A Personal History of Music, Day 19: “Beloved Wife,” by Natalie Merchant

John Scalzi

I don’t think most people would make a connection between my military science fiction novel Old Man’s War and the works of the famously earthy-crunchy singer-songwriter Natalie Merchant, but there is one, and it’s pretty significant: her song “Beloved Wife,” which was originally on her 1995 album Tigerlily, but which I first encountered on her Live in Concert album a few years later (and is the version I’ve included here). The song is from the point of view of an elderly man grieving the loss of his wife, and Merchant captures perfectly the plaintive devastation that a stoic, hurting man of that age feels but doesn’t necessarily say out loud. The song feels like an internal monologue; a storm of emotion, all kept inside.

I, who at the time had been married only a handful of years, was nevertheless struck by the song — even at that early point in my marriage to Krissy, I knew how I would feel if she were suddenly gone. It would be a lot like the man in Merchant’s song, although I would probably neither be as quiet nor as stoic about it.

The Live in Concert album came out in 1999; fast forward a couple of years to 2001, and I have begun writing Old Man’s War. I knew that for the purposes of the book, and my own personal inclinations, I needed to have the book start with John Perry, our protagonist, at the grave of his wife, saying goodbye to her for what he believes will be the final time. I also knew I needed to convey a lifetime of his love and feeling for her in a relatively few pages. I was 32, and this was my second attempt at a novel, and so I might not exactly have the life experience, as a human or a writer, to convey what John Perry, at 75, would feel.

So I put “Beloved Wife” into the CD player, let it run, and let how it made me feel sink into my bones. And then with it in mind, I wrote the scene at the graveside that begins the novel.

Anyone who has read the novel (which, at this point, is probably a lot of you who are now reading this) knows how important that visit to the graveside is to the rest of the novel, in establishing who John Perry is and how and why he reacts to certain events later in the story. Now you also know that “Beloved Wife” is the soundtrack to that scene.
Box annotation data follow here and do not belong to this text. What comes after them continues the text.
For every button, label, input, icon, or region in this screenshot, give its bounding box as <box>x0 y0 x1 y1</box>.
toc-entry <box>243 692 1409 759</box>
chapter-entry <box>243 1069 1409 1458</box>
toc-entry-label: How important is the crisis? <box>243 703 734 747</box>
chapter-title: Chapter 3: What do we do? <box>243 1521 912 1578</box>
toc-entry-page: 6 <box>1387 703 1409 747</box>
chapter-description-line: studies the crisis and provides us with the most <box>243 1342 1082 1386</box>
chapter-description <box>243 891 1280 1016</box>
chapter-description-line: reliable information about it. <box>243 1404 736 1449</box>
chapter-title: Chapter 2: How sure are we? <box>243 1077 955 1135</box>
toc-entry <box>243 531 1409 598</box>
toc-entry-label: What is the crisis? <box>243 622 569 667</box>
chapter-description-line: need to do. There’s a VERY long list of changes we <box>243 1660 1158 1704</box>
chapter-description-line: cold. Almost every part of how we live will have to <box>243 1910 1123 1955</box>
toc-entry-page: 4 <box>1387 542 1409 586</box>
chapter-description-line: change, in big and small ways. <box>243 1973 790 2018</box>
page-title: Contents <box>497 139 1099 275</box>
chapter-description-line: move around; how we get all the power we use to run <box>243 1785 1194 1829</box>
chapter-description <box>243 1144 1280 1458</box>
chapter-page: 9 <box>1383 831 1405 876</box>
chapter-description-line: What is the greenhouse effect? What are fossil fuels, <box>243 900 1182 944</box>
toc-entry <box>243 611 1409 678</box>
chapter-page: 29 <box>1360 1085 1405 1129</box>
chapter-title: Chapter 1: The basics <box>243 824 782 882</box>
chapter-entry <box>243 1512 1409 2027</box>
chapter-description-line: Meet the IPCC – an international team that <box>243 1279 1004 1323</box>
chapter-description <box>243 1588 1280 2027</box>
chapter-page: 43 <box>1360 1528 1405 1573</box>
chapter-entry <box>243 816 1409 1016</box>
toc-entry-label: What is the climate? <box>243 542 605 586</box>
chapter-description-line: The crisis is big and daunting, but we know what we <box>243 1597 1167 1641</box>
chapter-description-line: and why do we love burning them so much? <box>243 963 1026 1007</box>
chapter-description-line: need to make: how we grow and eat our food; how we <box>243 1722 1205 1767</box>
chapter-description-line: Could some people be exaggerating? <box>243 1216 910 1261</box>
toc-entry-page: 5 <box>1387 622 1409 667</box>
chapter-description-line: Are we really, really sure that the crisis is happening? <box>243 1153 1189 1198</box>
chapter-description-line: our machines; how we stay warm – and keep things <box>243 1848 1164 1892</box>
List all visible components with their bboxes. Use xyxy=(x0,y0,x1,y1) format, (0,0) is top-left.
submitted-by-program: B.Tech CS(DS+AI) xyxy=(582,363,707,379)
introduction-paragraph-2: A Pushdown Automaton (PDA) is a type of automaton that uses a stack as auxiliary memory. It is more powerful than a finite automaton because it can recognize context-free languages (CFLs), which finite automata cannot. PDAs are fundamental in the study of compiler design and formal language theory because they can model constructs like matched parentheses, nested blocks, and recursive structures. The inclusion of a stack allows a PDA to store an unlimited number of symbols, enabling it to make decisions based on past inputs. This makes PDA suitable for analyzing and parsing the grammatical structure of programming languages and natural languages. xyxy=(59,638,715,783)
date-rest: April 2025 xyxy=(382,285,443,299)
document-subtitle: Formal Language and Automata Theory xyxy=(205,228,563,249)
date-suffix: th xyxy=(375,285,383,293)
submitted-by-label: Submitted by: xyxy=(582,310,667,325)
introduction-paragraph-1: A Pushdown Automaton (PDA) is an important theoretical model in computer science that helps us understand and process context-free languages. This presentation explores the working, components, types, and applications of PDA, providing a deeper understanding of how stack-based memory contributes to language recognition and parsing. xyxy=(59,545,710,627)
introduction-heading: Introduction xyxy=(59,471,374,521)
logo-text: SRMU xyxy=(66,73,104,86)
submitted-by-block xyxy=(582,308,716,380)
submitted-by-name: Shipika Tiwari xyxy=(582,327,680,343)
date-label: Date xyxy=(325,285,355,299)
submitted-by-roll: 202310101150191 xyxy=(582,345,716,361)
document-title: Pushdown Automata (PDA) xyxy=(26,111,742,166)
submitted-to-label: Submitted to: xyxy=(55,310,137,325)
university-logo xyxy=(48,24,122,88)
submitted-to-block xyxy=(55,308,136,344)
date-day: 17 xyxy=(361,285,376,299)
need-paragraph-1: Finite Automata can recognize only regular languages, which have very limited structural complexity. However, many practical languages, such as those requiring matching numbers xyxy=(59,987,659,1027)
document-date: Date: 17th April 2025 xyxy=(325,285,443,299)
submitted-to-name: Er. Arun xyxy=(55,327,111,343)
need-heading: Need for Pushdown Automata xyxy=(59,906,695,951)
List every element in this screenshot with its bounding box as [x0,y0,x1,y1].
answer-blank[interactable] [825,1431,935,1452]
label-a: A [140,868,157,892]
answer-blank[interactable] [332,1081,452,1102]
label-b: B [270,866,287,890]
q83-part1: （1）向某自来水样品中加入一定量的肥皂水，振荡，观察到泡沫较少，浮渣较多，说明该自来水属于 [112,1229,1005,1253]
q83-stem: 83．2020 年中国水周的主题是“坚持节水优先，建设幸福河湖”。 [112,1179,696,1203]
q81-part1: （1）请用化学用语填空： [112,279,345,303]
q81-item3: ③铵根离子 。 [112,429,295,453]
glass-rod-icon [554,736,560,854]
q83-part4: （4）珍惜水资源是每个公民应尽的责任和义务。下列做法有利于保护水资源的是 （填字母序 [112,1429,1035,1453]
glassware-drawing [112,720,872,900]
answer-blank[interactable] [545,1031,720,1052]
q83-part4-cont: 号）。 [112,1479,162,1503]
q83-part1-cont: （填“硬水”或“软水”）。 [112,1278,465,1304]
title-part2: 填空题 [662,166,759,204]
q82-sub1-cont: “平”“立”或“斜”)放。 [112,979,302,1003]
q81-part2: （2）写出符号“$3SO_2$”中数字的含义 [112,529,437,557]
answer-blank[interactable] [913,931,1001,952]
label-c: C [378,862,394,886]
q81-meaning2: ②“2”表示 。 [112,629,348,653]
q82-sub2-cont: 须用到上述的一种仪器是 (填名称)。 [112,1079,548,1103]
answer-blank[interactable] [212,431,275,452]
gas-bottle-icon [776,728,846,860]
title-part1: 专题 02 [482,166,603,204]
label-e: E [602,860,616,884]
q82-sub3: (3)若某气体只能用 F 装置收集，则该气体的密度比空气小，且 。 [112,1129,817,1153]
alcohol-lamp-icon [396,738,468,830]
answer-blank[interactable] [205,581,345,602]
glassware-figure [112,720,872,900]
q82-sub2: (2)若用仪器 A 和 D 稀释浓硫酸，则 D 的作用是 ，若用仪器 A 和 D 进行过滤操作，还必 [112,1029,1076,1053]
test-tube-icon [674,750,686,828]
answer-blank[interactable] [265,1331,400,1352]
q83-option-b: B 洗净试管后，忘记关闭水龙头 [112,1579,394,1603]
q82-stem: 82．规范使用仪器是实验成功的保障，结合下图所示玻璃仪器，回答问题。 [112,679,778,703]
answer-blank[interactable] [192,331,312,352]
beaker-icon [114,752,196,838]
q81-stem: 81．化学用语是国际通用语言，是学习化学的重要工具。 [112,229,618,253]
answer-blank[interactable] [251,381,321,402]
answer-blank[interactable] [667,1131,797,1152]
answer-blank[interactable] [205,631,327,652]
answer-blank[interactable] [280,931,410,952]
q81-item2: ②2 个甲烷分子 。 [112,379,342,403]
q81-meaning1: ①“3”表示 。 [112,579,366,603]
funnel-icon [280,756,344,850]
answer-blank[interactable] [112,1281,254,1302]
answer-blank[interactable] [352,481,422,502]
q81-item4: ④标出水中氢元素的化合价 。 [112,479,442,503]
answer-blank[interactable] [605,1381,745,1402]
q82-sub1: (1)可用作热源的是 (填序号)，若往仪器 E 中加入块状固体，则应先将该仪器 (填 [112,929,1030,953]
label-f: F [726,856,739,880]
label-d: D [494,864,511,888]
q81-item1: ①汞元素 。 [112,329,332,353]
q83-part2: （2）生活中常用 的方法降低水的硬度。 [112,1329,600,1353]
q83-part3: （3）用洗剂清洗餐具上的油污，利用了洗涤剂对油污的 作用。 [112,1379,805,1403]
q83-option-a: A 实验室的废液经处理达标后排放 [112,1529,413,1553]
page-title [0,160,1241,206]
Again, not a connection people would necessarily make on their own.

But it exists, and I’m grateful that Natalie Merchant wrote and performed a song that helped me to convey a depth of feeling I might not otherwise have managed to do as well. This is how art inspires art, sometimes in surprising ways.

— JS

6 Comments on “A Personal History of Music, Day 19: “Beloved Wife,” by Natalie Merchant”

  1. Makes perfect sense. Basically the only time John Perry truly seems like an old man is that scene, and the later ones where he’s talking about his wife.

    Which seems perfectly correct to me! My parents are in their early seventies, and they’d feel right at home at the dinner table with the Old Farts.

    Old people, like us middle-aged people, are just 17yo’s with some more decades of experience. They just have a few extra.

    It’s only when they get talking about things that are gone, and maybe were gone before you were even around, that they sound old.

  2. Are you digging around in my personal playlists John? This is getting creepy our musical overlap! Also, this song is the most soul crushing, brutal, heart rending end of a long drinking session questioning every romantic decision I’ve EVER made piece of music. But, like in a GOOD way.

  3. I’ve wondered for a while about what helped set the scene for the opening of OMW and let the author into the right sort of mindset for it. Fascinating.

  4. This is a great story. I’ve always thought that scene had a different flavor from the rest of the book. Thanks for pulling back the curtain and revealing why.

    Are there any other deeper scenes where you’ve used music as an inspiration? I’m thinking of some of Jane Sagan’s ruminations in the first couple of OMW books, or the third coda in Redshirts.

  5. I think this is my favorite NM song. Definitely my favorite album!

    Curiously, this is the first song I have actually recognized in however many you have posted!